Comunque, una delle leggi fondamentali della guerra è che, se pure prendi una decisione sbagliata, non puoi lasciarla a metà.
Quindi, se si è presa questa strada per cercare di eradicare hamas, bisognava andare fino alla fine, anche se questo poteva comportare perdite negli ostaggi detenuti dai terroristi. La questione palestinese non sarà mai risolta solo militarmente. Serve un'azione sistemica di
sostituzione che eradichi le cosche terroriste che campano di guerra e stabilisca una cultura della vita in luogo di quella della morte. Il che ci porta a un problema di ordine pubblico e di benessere della popolazione che richiede tempo, perdono e grande speranza nel futuro.
Ora, visto che la rete criminale dei terroristi di hamas è ancora operativa e che il danno strategico e di immagine si è già consumato, dal punto di vista militare è imperativo condurre operazioni che portino fino in fondo l'eliminazione dell'organizzazione terroristica.
E questo non solo militarmente, ma anche e soprattutto interrompendo le catene di valore sulle quali si basa il benessere e l'autorità sociale dei suoi componenti. Entrare a far parte di hamas è un affare. Garantisce reddito, rispetto e potere. Questa percezione va abbattuta.

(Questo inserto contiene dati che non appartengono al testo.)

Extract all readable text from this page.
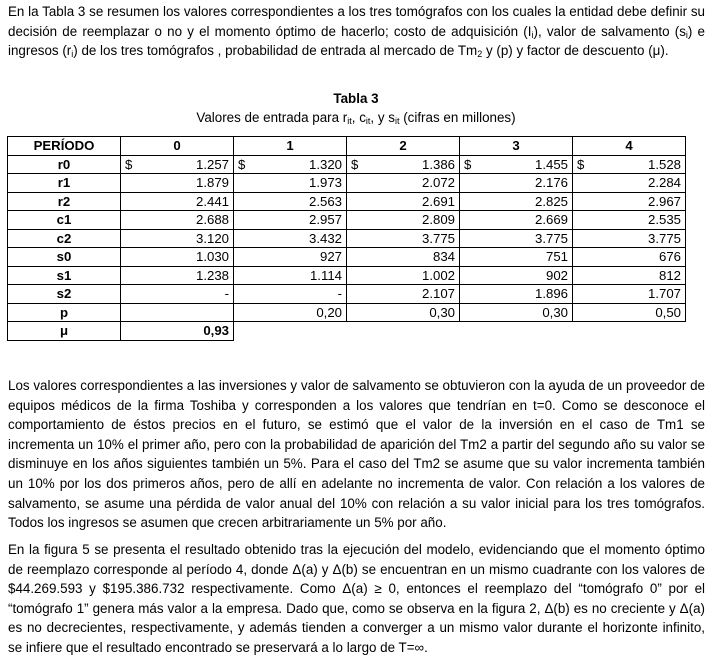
En la Tabla 3 se resumen los valores correspondientes a los tres tomógrafos con los cuales la entidad debe definir su decisión de reemplazar o no y el momento óptimo de hacerlo; costo de adquisición $(I_i)$, valor de salvamento $(s_i)$ e ingresos $(r_i)$ de los tres tomógrafos , probabilidad de entrada al mercado de $Tm_2$ y (p) y factor de descuento (μ).

Tabla 3
Valores de entrada para $r_{it}$, $c_{it}$, y $s_{it}$ (cifras en millones)
PERÍODO	0	1	2	3	4
r0	$ 1.257	$ 1.320	$ 1.386	$ 1.455	$ 1.528

r1	1.879	1.973	2.072	2.176	2.284
r2	2.441	2.563	2.691	2.825	2.967
c1	2.688	2.957	2.809	2.669	2.535
c2	3.120	3.432	3.775	3.775	3.775
s0	1.030	927	834	751	676
s1	1.238	1.114	1.002	902	812
s2	-	-	2.107	1.896	1.707
p		0,20	0,30	0,30	0,50
μ	0,93				

Los valores correspondientes a las inversiones y valor de salvamento se obtuvieron con la ayuda de un proveedor de equipos médicos de la firma Toshiba y corresponden a los valores que tendrían en t=0. Como se desconoce el comportamiento de éstos precios en el futuro, se estimó que el valor de la inversión en el caso de Tm1 se incrementa un 10% el primer año, pero con la probabilidad de aparición del Tm2 a partir del segundo año su valor se disminuye en los años siguientes también un 5%. Para el caso del Tm2 se asume que su valor incrementa también un 10% por los dos primeros años, pero de allí en adelante no incrementa de valor. Con relación a los valores de salvamento, se asume una pérdida de valor anual del 10% con relación a su valor inicial para los tres tomógrafos. Todos los ingresos se asumen que crecen arbitrariamente un 5% por año.

En la figura 5 se presenta el resultado obtenido tras la ejecución del modelo, evidenciando que el momento óptimo de reemplazo corresponde al período 4, donde Δ(a) y Δ(b) se encuentran en un mismo cuadrante con los valores de $44.269.593 y $195.386.732 respectivamente. Como Δ(a) ≥ 0, entonces el reemplazo del “tomógrafo 0” por el “tomógrafo 1” genera más valor a la empresa. Dado que, como se observa en la figura 2, Δ(b) es no creciente y Δ(a) es no decrecientes, respectivamente, y además tienden a converger a un mismo valor durante el horizonte infinito, se infiere que el resultado encontrado se preservará a lo largo de T=∞.
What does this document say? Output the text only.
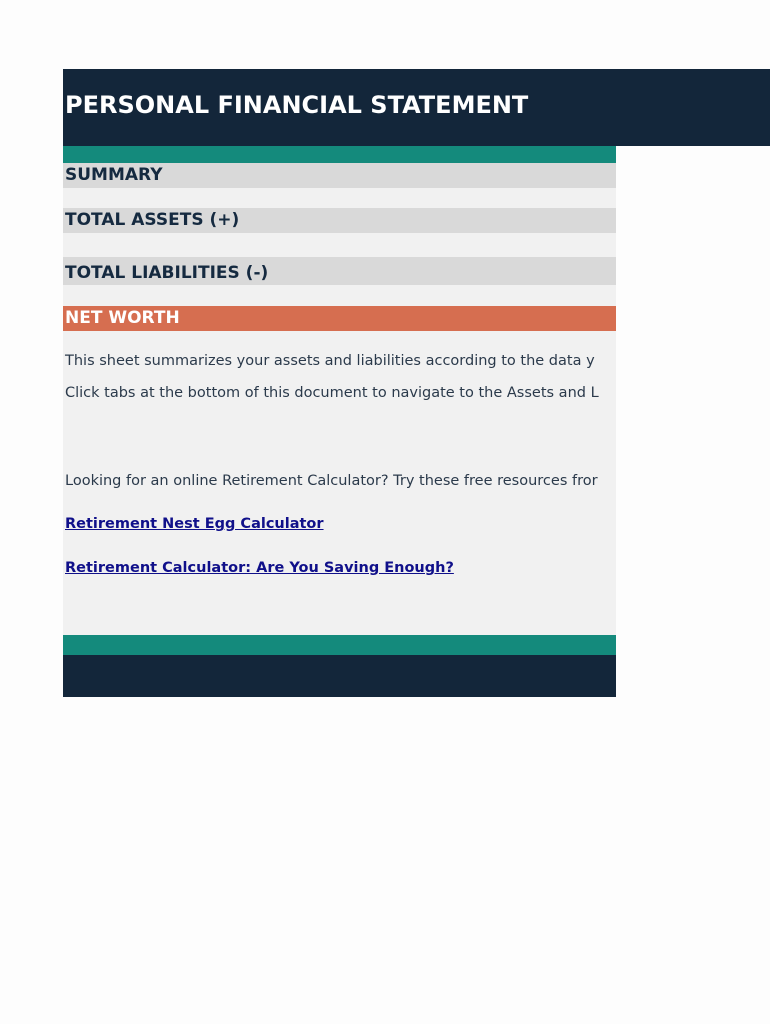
PERSONAL FINANCIAL STATEMENT
SUMMARY
TOTAL ASSETS (+)
TOTAL LIABILITIES (-)
NET WORTH
This sheet summarizes your assets and liabilities according to the data y
Click tabs at the bottom of this document to navigate to the Assets and L
Looking for an online Retirement Calculator? Try these free resources fror
Retirement Nest Egg Calculator
Retirement Calculator: Are You Saving Enough?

Il razionale dell'intervento sui viveri e sulla dislocazione dei civili va, probabilmente, in questa direzione, così come l'occupazione sine die della striscia. Questa, però, non è la soluzione, ma dovrebbe rappresentare l'inizio di un percorso che favorisca benessere e sviluppo.
Se l'operazione si limita alla componente militare e di ordine pubblico, è già fallita, prima ancora di iniziare.
Per questo, questa evoluzione della vicenda era inevitabile conseguenza delle premesse perché l'alternativa sarebbe stata una capitolazione morale di Israele.
Indipendentemente da ciò, rimangono responsabilità politiche e militari che dovranno essere regolate di fronte alla legge e al giudizio degli elettori. Il 7 ottobre è stata una tragedia per Israele e il modo con cui la politica l'ha affrontata è stato sbagliato strategicamente.
Spero che Israele sappia affrontare queste responsabilità con saggezza e lungimiranza. Nel frattempo rimane immutato il sostegno, anche operativo, nella guerra contro il terrorismo che non è un problema solo degli ebrei, ma di tutto l'occidente. O, almeno, di ciò che ne resta.